Start-up that restores hearing achieves sound success

A runner-up at Ireland’s 2009 BT Young Scientist and Technology Exhibition has evolved into a web-based company that is a corporate exhibitor at this year’s show. The Sound of Silence project, developed by students and a physics professor at Ursuline College Sligo, investigated a therapy for people suffering from temporary tinnitus, or ringing in the ears. After the project won the Health Research Board’s prize for innovation, the four-person team developed the technology into the company Restored Hearing (www.restoredhearing.ie), which was launched in August 2009.
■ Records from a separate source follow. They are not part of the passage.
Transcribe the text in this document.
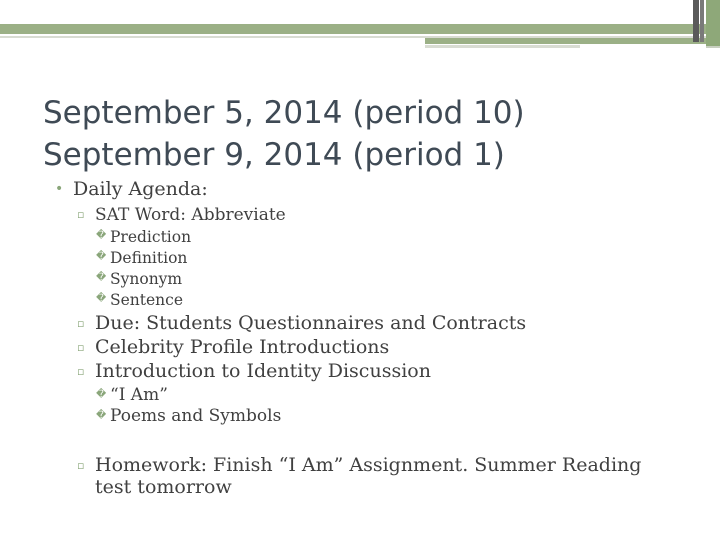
September 5, 2014 (period 10)
September 9, 2014 (period 1)
• Daily Agenda:
▫ SAT Word: Abbreviate
� Prediction
� Definition
� Synonym
� Sentence
▫ Due: Students Questionnaires and Contracts
▫ Celebrity Profile Introductions
▫ Introduction to Identity Discussion
� “I Am”
� Poems and Symbols
▫ Homework: Finish “I Am” Assignment. Summer Reading
test tomorrow
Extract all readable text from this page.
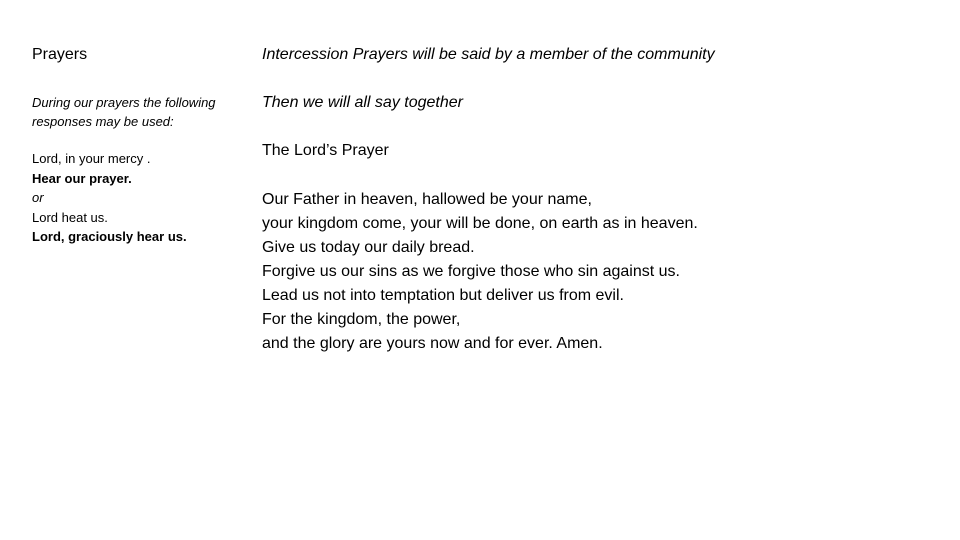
Prayers

During our prayers the following responses may be used:

Lord, in your mercy .
Hear our prayer.
or
Lord heat us.
Lord, graciously hear us.

Intercession Prayers will be said by a member of the community

Then we will all say together

The Lord’s Prayer

Our Father in heaven, hallowed be your name,
your kingdom come, your will be done, on earth as in heaven.
Give us today our daily bread.
Forgive us our sins as we forgive those who sin against us.
Lead us not into temptation but deliver us from evil.
For the kingdom, the power,
and the glory are yours now and for ever. Amen.
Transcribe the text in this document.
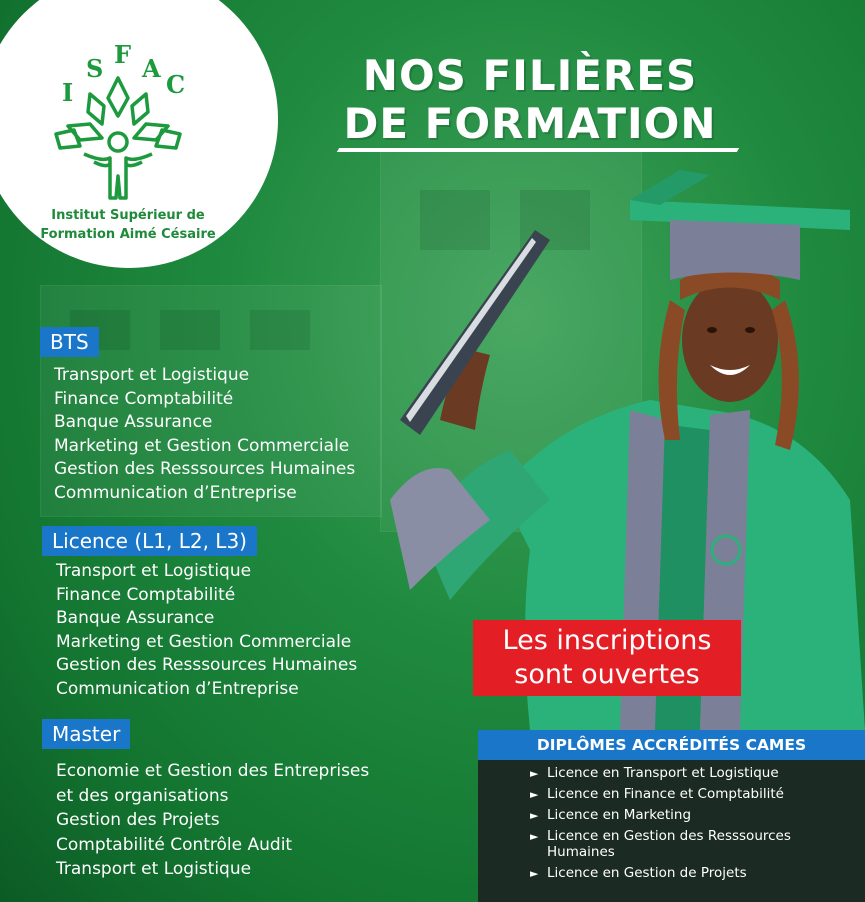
I
S F A
C
Institut Supérieur de
Formation Aimé Césaire
NOS FILIÈRES
DE FORMATION
BTS
Transport et Logistique
Finance Comptabilité
Banque Assurance
Marketing et Gestion Commerciale
Gestion des Resssources Humaines
Communication d’Entreprise
Licence (L1, L2, L3)
Transport et Logistique
Finance Comptabilité
Banque Assurance
Marketing et Gestion Commerciale
Gestion des Resssources Humaines
Communication d’Entreprise
Master
Economie et Gestion des Entreprises
et des organisations
Gestion des Projets
Comptabilité Contrôle Audit
Transport et Logistique
Les inscriptions
sont ouvertes
DIPLÔMES ACCRÉDITÉS CAMES
► Licence en Transport et Logistique
► Licence en Finance et Comptabilité
► Licence en Marketing
► Licence en Gestion des Resssources Humaines
► Licence en Gestion de Projets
Temporary tinnitus is caused by exposure to loud environments, such as listening to loud music or operating loud machinery. This noise can damage the sound receptor cells in the cochlea — the part of the ear that converts wave-vibrations into electric signals before sending these signals to the brain. When these receptor cells, or tiny hairs, are bent during exposure to loud noise, they continue to send signals to the brain even after exposure to the noise has ceased.

Restored Hearing offers web-based therapy based on sound and wave theory, using a low hum to stimulate the cochlear hairs of the ear that may have been damaged. The therapy helps the hairs return to an upright position. The online therapy, which takes one minute, simply requires a broadband connection and a pair of external earphones. Trials have shown a 99% success rate, and the company has received sales and interest in the U.K., Europe, and North America. Restored Hearing now is a client company of NovaUCD, the TTO of University College Dublin, and next plans to investigate the therapy’s effect on permanent tinnitus.